Large companies are starting to spill the guts on executive compensation for 2011, and there’s a lot of zeroes. A score of executives watched their checks get heavier thanks to a score of compensation methods, like performance bonuses, salary raises, stock options and other perks.
But while a lot of people got richer, not everyone did. The CEO of one of the market’s best companies actually took a paycut, and one automaker leader shook his hand and said, “No thanks.” Here’s a quick breakdown of a few recently announced CEO paychecks:
McDonald’s (NYSE:MCD): James Skinner, by far and away the top Dow Jones CEO of 2011, actually saw his pay drop in 2011 by 10% in a year MCD stock posted 30% gains. And believe it or not, that drop came on a decrease in his performance-based cash bonus tethered to corporate performance metrics. However, his basic salary was up slightly to $1.47 million, and other perks increased almost 20% to about $750,000. All in all, Skinner’s probably crying all the way to the bank with a still-sizable $8.8 million — which no one will begrudge the guy who tripled MCD stock since taking the reins eight years ago.
Citigroup (NYSE:C): Vikram Pandit went from practically volunteer work to a $14.86 million payout in 2011. The banking giant CEO earned a $128,751 pay package in 2009, and was awarded a crisp dollar bill (without a bonus, no less) in 2010. While Citigroup stock actually dove more than 40% last year, the compensation was reward for lifting the company from the depths of the financial crisis, including last year’s 6% jump in profits.
Coca-Cola (NYSE:KO): CEO Muhtar Kent’s compensation jumped 10% to $21.2 million in 2011, including decent increases in his base salary and stock/option awards and a $500,000 drop in performance-based money to $6 million. Coca-Cola sold more drinks last year, and revenues were up 33% to $46.54, but annual profits actually dropped about 27% to $8.57 billion. KO shares gained a modest 6.3%, slightly better than the Dow Jones Industrial Average, but Coca-Cola is up 50% since Kent stepped on board in July 2008.

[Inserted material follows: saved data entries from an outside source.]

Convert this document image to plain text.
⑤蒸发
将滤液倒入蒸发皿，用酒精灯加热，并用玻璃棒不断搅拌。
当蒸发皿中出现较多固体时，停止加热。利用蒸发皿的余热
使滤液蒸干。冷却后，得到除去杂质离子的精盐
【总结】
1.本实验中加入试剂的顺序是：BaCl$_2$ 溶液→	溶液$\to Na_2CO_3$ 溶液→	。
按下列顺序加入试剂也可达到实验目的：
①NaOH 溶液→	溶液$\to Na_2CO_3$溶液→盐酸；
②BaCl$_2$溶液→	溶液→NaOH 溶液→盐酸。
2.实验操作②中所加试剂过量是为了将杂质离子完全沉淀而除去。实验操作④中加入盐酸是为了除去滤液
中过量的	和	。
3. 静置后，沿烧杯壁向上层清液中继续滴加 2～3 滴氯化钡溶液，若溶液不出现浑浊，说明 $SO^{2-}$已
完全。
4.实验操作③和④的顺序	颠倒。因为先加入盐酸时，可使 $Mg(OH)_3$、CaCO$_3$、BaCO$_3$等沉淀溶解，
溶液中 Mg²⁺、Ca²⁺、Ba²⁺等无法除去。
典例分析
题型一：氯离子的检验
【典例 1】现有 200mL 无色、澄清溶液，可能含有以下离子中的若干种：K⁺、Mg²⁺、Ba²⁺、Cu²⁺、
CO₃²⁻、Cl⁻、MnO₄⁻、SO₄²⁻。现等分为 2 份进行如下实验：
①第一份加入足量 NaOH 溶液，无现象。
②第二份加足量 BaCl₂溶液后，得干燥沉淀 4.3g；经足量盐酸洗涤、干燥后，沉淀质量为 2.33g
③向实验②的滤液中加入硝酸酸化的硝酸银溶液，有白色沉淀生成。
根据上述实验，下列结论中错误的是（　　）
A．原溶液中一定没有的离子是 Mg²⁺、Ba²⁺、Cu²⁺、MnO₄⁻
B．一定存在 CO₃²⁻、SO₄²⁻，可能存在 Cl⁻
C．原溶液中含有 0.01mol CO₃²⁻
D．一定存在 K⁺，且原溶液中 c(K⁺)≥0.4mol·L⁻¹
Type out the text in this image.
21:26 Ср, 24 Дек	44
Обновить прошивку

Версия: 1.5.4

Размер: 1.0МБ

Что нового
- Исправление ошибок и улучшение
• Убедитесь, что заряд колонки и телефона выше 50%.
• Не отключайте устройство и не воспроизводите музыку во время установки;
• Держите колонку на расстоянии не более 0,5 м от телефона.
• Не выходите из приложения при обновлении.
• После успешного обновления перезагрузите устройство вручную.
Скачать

Cigna (NYSE:CI): The global health insurance giant’s CEO, David Cordani, earned a 25% pay raise, mostly on the strength of performance bonuses. The company’s stock gained about 15% on the year, and Cigna closed out 2011 with full-year earnings and revenue increases of 12% and 4%, respectively. Only $1 million of Cordani’s $19.1 million in compensation came from his salary – he also earned more than $12 million in performance, management incentive and long-term plans, as well as $2 million in exercised options, among other monies.
Chrysler: There’s no stock performance to tether Sergio Marchionne to, but then again, he didn’t receive any pay in 2011, either. At least not from Chrysler. Marchionne also is the CEO of Italian automaker Fiat (PINK:FIATY), where he made $4.5 million in 2010 (no 2011 figures have been released yet). But no one would begrudge Chrysler for sending him a fruit basket. Chrysler went from a $652 million loss in 2010 to a $183 million profit last year on an almost 25% surge in U.S. auto sales — and the company paid back $7 billion in government loans.